I’m only human. I make mistakes. I come up short. I’m also a perfectionist who is far from perfect making me my biggest critic. When I’m depressed, I don’t have the criticism opportunity. Instead, I have to practice letting myself off the hook. Like today while running on the track while doing 400m sprints. Usually if I don’t push myself to the finish line and give it my all for each sprint I punish myself by becoming the punitive coach inside my own head, the one I hate and the one I refuse to be to other people. I yell at myself and force 200m sprints after my set. Today, when I slowed down about 5 yards before the finish line on my last set, I let that voice rest and I found contentment, I found peace and it was okay, and it’s still ok. I’m not going to pull a David Goggins and find myself heading to the track in the middle of the night, in torture, because now that i’ve silenced that voice, I know it’s okay. This realization, the acceptance leads me to the next valuable item.

3) The things that matter most become more apparent

When I take it easy on myself, I see the things that really don’t matter, thereby illuminating that which does. I just moved to Asheville, NC and my life has been centered around stuff stuff stuff and decorating and nonsense. The same voice that yells at me to cross the finish line on my practice runs is the same voice that has expectations for me to have furnishing that match, clothes that fit my style, spoons that go with the forks, knives that look good on my counter. This same voice has expectations for me to always smell good, my hair to always look perfect, my abs to always feel tight. By shutting down this voice I am able to see that all of these things are superficial things that are actually weighing me down. My expectations, and the voice feeding them, is quite literally ruining my day and my perception of myself. When I toss this out I find out what matters most- my family, my mission, my God, and my sobriety.   

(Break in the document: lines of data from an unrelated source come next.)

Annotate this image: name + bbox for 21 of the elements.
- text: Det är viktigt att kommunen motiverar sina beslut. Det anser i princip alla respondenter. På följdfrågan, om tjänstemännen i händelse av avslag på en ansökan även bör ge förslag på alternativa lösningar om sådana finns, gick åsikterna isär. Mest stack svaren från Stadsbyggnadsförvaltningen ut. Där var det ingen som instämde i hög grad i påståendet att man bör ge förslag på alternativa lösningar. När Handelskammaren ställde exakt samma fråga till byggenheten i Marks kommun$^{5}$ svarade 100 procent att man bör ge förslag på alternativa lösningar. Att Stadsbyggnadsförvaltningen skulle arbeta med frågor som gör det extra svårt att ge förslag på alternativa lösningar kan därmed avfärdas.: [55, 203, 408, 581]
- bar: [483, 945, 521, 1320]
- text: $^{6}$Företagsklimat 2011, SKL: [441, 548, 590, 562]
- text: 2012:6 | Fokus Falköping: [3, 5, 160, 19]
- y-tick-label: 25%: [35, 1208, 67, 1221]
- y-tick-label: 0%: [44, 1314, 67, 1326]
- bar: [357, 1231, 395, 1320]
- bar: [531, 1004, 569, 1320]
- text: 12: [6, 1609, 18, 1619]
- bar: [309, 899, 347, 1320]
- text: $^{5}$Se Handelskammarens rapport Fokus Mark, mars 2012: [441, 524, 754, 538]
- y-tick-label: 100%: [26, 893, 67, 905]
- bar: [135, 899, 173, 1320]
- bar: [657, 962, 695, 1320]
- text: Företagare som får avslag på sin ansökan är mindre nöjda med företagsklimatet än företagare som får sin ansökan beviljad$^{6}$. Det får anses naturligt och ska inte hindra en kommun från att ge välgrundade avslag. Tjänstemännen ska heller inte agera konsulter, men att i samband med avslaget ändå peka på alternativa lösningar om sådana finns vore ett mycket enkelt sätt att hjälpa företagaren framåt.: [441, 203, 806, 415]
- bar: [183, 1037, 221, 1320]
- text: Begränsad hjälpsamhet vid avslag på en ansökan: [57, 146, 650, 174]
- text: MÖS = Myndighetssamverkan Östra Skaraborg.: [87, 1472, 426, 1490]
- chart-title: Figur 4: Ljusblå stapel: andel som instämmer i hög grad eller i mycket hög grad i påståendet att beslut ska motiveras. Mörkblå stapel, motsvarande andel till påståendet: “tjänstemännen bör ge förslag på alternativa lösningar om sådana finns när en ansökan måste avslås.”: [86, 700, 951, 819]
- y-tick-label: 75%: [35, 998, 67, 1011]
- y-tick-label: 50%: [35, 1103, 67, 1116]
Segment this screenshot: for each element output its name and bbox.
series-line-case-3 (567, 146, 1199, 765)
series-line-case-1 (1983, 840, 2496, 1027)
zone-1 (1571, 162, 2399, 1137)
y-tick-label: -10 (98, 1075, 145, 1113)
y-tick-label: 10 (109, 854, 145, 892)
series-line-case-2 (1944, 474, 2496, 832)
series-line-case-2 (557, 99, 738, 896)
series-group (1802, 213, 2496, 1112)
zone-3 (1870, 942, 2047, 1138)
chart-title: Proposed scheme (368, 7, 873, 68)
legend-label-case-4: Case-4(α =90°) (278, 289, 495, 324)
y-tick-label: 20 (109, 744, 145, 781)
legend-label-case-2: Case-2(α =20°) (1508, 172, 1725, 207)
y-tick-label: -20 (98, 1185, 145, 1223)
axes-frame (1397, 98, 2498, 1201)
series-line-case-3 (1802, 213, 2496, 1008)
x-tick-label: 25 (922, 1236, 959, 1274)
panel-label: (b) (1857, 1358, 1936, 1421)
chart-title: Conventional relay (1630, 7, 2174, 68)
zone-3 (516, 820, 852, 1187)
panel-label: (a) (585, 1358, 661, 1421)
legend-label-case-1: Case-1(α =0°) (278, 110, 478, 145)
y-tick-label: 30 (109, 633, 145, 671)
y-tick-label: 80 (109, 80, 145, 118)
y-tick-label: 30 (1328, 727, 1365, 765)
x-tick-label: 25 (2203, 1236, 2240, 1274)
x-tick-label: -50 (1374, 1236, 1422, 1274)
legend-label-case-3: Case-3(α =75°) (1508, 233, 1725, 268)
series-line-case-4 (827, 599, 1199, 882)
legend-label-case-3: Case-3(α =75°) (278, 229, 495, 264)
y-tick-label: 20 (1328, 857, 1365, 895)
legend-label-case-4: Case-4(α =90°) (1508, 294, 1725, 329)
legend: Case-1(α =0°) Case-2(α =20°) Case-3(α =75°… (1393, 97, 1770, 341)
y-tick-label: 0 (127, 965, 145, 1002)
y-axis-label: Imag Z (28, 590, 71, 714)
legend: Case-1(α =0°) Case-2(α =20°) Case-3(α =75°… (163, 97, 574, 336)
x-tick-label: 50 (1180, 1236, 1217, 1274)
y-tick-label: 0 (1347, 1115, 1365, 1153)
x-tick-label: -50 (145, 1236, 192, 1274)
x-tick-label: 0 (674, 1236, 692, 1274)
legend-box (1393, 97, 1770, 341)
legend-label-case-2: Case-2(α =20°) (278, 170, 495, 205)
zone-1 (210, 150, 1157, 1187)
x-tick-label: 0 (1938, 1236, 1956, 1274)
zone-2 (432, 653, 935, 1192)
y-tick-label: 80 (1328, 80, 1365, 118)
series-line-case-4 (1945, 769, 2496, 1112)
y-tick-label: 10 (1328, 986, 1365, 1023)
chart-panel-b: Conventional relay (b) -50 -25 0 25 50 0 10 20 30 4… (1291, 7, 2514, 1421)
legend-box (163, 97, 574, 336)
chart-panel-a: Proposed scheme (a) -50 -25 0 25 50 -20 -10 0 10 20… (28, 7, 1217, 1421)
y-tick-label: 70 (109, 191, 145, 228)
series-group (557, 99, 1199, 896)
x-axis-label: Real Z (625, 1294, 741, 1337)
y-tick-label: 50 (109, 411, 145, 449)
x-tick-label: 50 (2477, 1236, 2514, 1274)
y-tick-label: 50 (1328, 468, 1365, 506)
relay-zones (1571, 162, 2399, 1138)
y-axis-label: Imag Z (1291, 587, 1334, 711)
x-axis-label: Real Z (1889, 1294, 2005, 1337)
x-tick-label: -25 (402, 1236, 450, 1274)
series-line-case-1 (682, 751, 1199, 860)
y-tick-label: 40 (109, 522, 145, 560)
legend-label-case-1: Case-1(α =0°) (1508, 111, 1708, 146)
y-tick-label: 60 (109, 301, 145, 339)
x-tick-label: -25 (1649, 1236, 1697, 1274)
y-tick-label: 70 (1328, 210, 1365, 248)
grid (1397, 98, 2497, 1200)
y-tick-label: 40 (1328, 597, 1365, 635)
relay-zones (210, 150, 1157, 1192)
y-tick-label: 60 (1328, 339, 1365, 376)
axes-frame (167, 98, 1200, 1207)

4) Feelings that I otherwise neglect, become a focus

Feelings that I neglect are centered around the same ones above. Namely, the feelings I neglect are also the feelings the deal with family, my connection to my mission, my devotion to my god and my commitment to my sobriety. These feelings make me scared, but not when the inner voice ruling my expectations is silenced. Intimacy and faith and striving towards success in sobriety have been areas of my life that have led me to near suicide. I was unwilling to let others in and become close. I was unwilling to believe that there was a purpose for my life. I believed I had no choice but to get faded and to fail job after job after job. However, when the inner voice of expectations disappears the bright light of truth and love are able to shine. These new feelings drive me through the remainder of the day and each time this happens I become stronger and so does my family, my mission, my connection with God and my sobriety.

 5) I also have reason to treat myself to ice cream or an extra workout.

The moral of the story is to avoid avoiding. Rather use. Utilizing the emotions that we have can bring us to a brand new freedom. We have these feelings for a reason, what is it? What can we glean from them? Instead of how can we get rid of them, let’s think about what we can do with them. They aren’t going anywhere so might as well use them.